I find it sad that a grown man, who purports himself to be knowledgeable of our Constitution, is, in actuality, ignorant of one it’s greatest challenges, Texas v White.
Taken from the court’s decision; “ The Constitution, in all its provisions, looks to an indestructible Union composed of indestructible States.
When, therefore, Texas became one of the United States, she entered into an indissoluble relation. All the obligations of perpetual union, and all the guaranties of republican government in the Union, attached at once to the State. The act which consummated her admission into the Union was something more than a compact; it was the incorporation of a new member into the political body. And it was final. The union between Texas and the other States was as complete, as perpetual, and as indissoluble as the union between the original States. There was no place for reconsideration or revocation, except through revolution or through consent of the States.
Considered therefore as transactions under the Constitution, the ordinance of secession, adopted by the convention and ratified by a majority of the citizens of Texas, and all the acts of her legislature intended to give effect to that ordinance, were absolutely null. They were utterly without operation in law.”

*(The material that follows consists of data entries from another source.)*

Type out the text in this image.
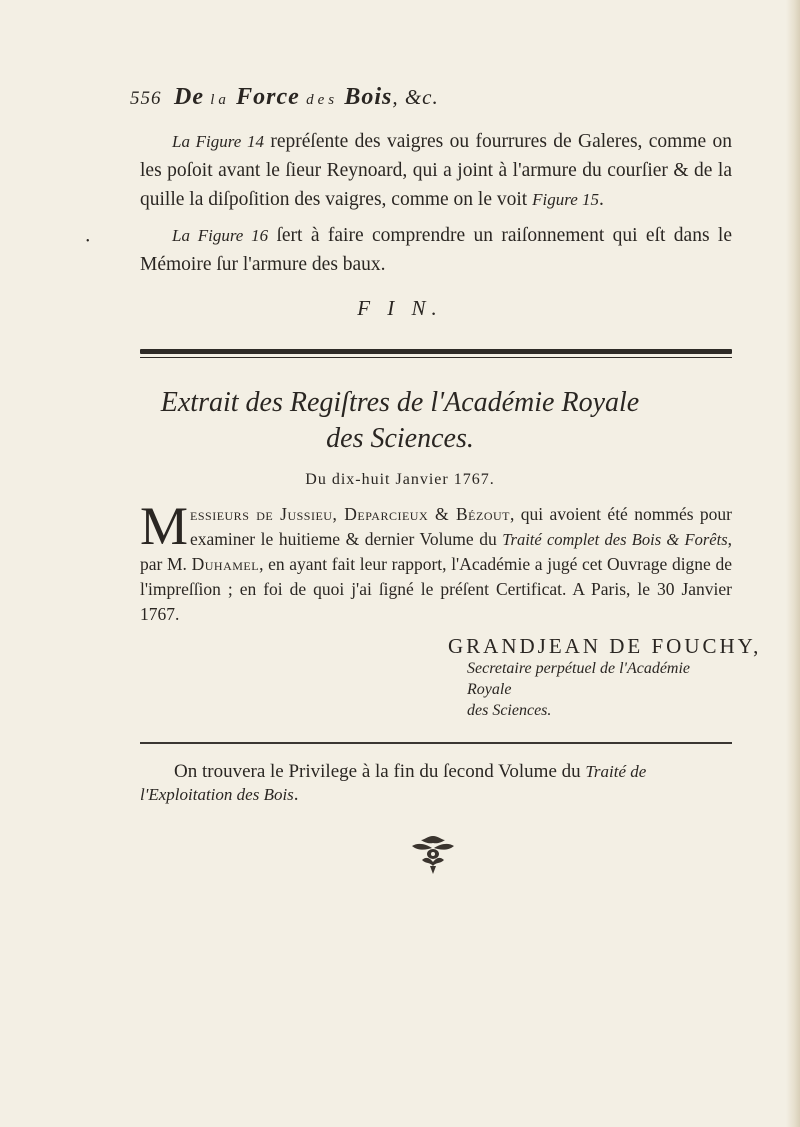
556 De la Force des Bois, &c.

La Figure 14 repréſente des vaigres ou fourrures de Galeres, comme on les poſoit avant le ſieur Reynoard, qui a joint à l'armure du courſier & de la quille la diſpoſition des vaigres, comme on le voit Figure 15.

•	La Figure 16 ſert à faire comprendre un raiſonnement qui eſt dans le Mémoire ſur l'armure des baux.

F I N.
Extrait des Regiſtres de l'Académie Royale
des Sciences.
Du dix-huit Janvier 1767.
Messieurs de Jussieu, Deparcieux & Bézout, qui avoient été nommés pour examiner le huitieme & dernier Volume du Traité complet des Bois & Forêts, par M. Duhamel, en ayant fait leur rapport, l'Académie a jugé cet Ouvrage digne de l'impreſſion ; en foi de quoi j'ai ſigné le préſent Certificat. A Paris, le 30 Janvier 1767.
GRANDJEAN DE FOUCHY,
Secretaire perpétuel de l'Académie Royale
des Sciences.

On trouvera le Privilege à la fin du ſecond Volume du Traité de l'Exploitation des Bois.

Texas v. White | US Law | LII / Legal Information Institute
Again, you are 100% wrong. The states declarations of secession and subsequent actions are no more proof of actually seceding than when the unhappy offspring of a couple declares his/her “disowning” of their place in the family. Sure, they can pack up their belongings and move away, change their name even, but none of those things erases their blood bond to that family, same as states cannot remove themselves at will from the “perpetual” union described in our Constitution.